In deze zaak heeft de Rechtbank Den Haag op 24 februari 2023 uitspraak gedaan in een asielprocedure waarbij de eiser, een Syrische nationaliteit hebbende man, in beroep ging tegen een besluit van de Staatssecretaris van Justitie en Veiligheid. De Staatssecretaris had de aanvraag van de eiser tot het verlenen van een verblijfsvergunning asiel voor bepaalde tijd niet in behandeling genomen, met als argument dat Italië verantwoordelijk was voor de behandeling van de aanvraag op basis van de Dublinverordening. De eiser heeft echter aangevoerd dat er in Italië ernstige tekortkomingen zijn in de asielprocedure en opvangvoorzieningen, die een risico op schending van artikel 4 van het Handvest van de grondrechten van de Europese Unie met zich meebrengen.

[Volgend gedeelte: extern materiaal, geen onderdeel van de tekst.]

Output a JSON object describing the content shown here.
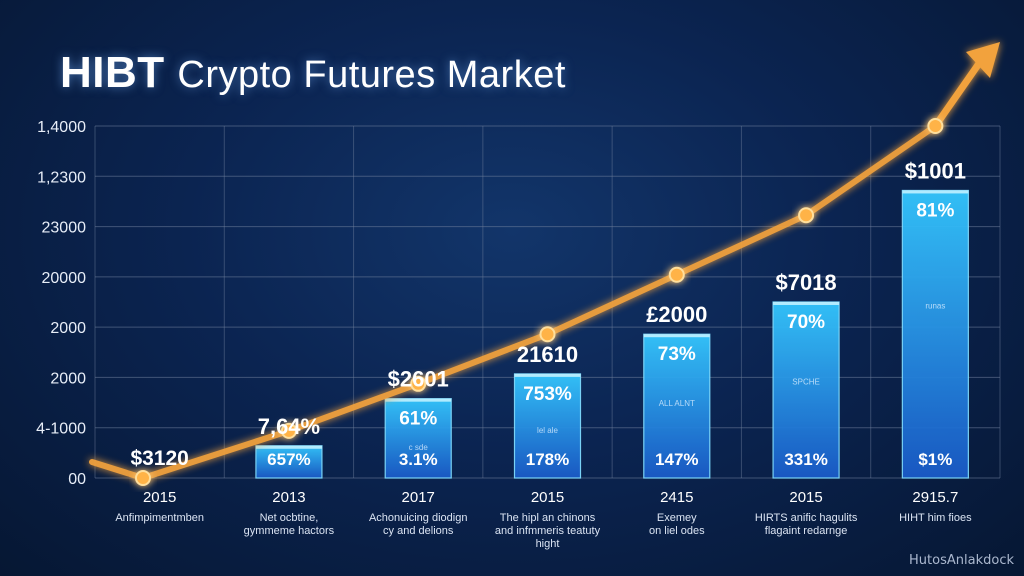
{
  "chart_data": {
    "type": "bar",
    "title_main": "HIBT",
    "title_rest": "Crypto Futures Market",
    "y_tick_labels": [
      "1,4000",
      "1,2300",
      "23000",
      "20000",
      "2000",
      "2000",
      "4-1000",
      "00"
    ],
    "categories": [
      "2015",
      "2013",
      "2017",
      "2015",
      "2415",
      "2015",
      "2915.7"
    ],
    "sublabels": [
      [
        "Anfimpimentmben"
      ],
      [
        "Net ocbtine,",
        "gymmeme hactors"
      ],
      [
        "Achonuicing diodign",
        "cy and delions"
      ],
      [
        "The hipl an chinons",
        "and infmmeris teatuty",
        "hight"
      ],
      [
        "Exemey",
        "on liel odes"
      ],
      [
        "HIRTS anific hagulits",
        "flagaint redarnge"
      ],
      [
        "HIHT him fioes"
      ]
    ],
    "bars": [
      {
        "top_label": "",
        "pct_label": "",
        "bottom_label": "$3120",
        "value": 0,
        "small_text": ""
      },
      {
        "top_label": "7,64%",
        "pct_label": "",
        "bottom_label": "657%",
        "value": 650,
        "small_text": ""
      },
      {
        "top_label": "$2601",
        "pct_label": "61%",
        "bottom_label": "3.1%",
        "value": 1600,
        "small_text": "c sde"
      },
      {
        "top_label": "21610",
        "pct_label": "753%",
        "bottom_label": "178%",
        "value": 2100,
        "small_text": "lel ale"
      },
      {
        "top_label": "£2000",
        "pct_label": "73%",
        "bottom_label": "147%",
        "value": 2900,
        "small_text": "ALL ALNT"
      },
      {
        "top_label": "$7018",
        "pct_label": "70%",
        "bottom_label": "331%",
        "value": 3550,
        "small_text": "SPCHE"
      },
      {
        "top_label": "$1001",
        "pct_label": "81%",
        "bottom_label": "$1%",
        "value": 5800,
        "small_text": "runas"
      }
    ],
    "trend_line": [
      0,
      950,
      1900,
      2900,
      4100,
      5300,
      7100
    ],
    "ylim": [
      0,
      7100
    ],
    "colors": {
      "bar_top": "#35c8ff",
      "bar_bottom": "#1a5bc8",
      "line": "#f2a23c",
      "grid": "#6f7f9c"
    }
  },
  "watermark": "HutosAnlakdock"
}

De rechtbank heeft vastgesteld dat de eiser voldoende bewijs heeft geleverd van de risico's die hij loopt bij een overdracht naar Italië, en dat verweerder onvoldoende informatie heeft verstrekt om te kunnen concluderen dat de asielprocedure en opvangvoorzieningen in Italië voldoen aan de eisen van het Handvest. De rechtbank heeft het beroep van de eiser gegrond verklaard, het bestreden besluit vernietigd en verweerder opgedragen om opnieuw op de aanvraag te beslissen, zonder een termijn te verbinden aan deze beslissing. Tevens is verweerder veroordeeld in de proceskosten van de eiser, begroot op € 1.674,-.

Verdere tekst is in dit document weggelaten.